6 stinky dental recommendations
At a recent CVC, Karen Felsted, CPA, MS, DVM, CVPM, and Barden Greenfield, DVM, DAVDC, warned against serving up lame, lukewarm dental and wellness recommendations. Let's take a look at some real stinkers and examples of stronger recommendations.
Don't say: "Looking at Fiona's teeth, it wouldn't hurt to consider a dental in the near future."
Why it sucks: It's weak. You don't sound sure, so why would the client ever say yes?
A better approach: "Linus has plaque on his teeth and he's suffering from gingivitis. We grade this as stage 2 dental disease. He needs a cleaning and a full evaluation of his oral health under general anesthesia. I'm going to bring Pam in to discuss Linus' treatment plan and take a look at my book to see when I can do this procedure for him."
Don’t say: "You might want to think about doing the x-rays too."
Also don't say: "I know it's expensive, but x-rays might help us see what's going on better."
Why it sucks: There's no recommendation here. You're leaving it up to the client to make a decision about whether radiographs are diagnostically important.
A better approach: "Mrs. Smith, do you have any questions about the dental care Roxy needs? It's so much better to do this now while this oral infection is low and she's experiencing only minor oral discomfort. We'll be able to do a full radiographic evaluation while she's under general anesthesia to look below the gum line, where oral disease can be very problematic."
Don’t say: "Here's a brochure about dental radiographs. You can look at it when you get home."
Why it sucks: While handouts are great, this delivery isn't. This makes it sound like you couldn’t care less whether this handout ends up in the clients' circular file.
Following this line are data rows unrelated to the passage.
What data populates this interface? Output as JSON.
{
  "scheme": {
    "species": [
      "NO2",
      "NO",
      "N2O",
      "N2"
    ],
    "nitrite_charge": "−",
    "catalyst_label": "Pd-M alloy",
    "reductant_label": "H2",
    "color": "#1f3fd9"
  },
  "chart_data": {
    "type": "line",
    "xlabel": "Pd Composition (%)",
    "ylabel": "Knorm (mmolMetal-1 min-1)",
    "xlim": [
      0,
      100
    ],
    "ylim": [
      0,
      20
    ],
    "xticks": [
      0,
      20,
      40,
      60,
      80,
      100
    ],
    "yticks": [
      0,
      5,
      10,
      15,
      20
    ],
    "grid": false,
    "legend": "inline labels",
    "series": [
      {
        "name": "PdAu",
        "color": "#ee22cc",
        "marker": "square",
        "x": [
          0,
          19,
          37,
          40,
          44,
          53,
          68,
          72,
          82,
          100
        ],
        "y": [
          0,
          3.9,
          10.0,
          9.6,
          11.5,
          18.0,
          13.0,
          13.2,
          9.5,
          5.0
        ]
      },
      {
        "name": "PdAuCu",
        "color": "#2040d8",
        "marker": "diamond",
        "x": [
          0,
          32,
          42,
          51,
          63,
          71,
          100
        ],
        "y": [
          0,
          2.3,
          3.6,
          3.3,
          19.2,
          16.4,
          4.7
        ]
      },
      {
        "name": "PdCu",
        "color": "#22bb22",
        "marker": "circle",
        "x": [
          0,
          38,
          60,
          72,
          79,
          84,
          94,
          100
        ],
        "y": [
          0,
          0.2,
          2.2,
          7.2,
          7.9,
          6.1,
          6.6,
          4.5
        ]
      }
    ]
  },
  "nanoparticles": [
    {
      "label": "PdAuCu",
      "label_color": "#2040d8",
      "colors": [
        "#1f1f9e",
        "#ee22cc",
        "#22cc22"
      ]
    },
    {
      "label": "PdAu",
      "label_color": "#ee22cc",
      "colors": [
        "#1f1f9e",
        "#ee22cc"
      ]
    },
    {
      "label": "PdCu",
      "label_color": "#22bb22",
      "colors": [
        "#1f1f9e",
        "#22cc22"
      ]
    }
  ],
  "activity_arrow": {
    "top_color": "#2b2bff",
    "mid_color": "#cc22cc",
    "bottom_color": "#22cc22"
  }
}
And if you use this language, it's gonna end up straight in the trash—without being read.
A better approach: "Check your email when you get home for a short educational handout that we made to teach you more about the benefits of regular dental cleanings and how to get Maximus prepared for his day at the dentist."
Then email this handout.
Don't say: "You might want to think about this new wellness program …"
Also don't say this: "You probably don't want another credit card, but here's some information on this vet one."
Why it sucks: The first approach is wishy-washy, and the second one leads the client to only one possible conclusion: You don't believe in the recommendation you're offering.
What to say instead: "It's obvious that you're committed to Ringo's welfare, which is why I'd like to talk to you about the payment plans we accept and offer. We know that unexpected expenses can sometimes make it harder to offer the care your pets need. That's why we want to discuss ways to pet care more affordable in emergency and everyday situations." (Then present your practice's payment options, including wellness plans, pet insurance recommendations and third-party payment options.)
Bonus tip from Mary Berg, BS, RVT, RLATG, VTS (dentistry): Use "infection" instead of "periodontal disease." It's easier for clients to understand, and it carries more urgency.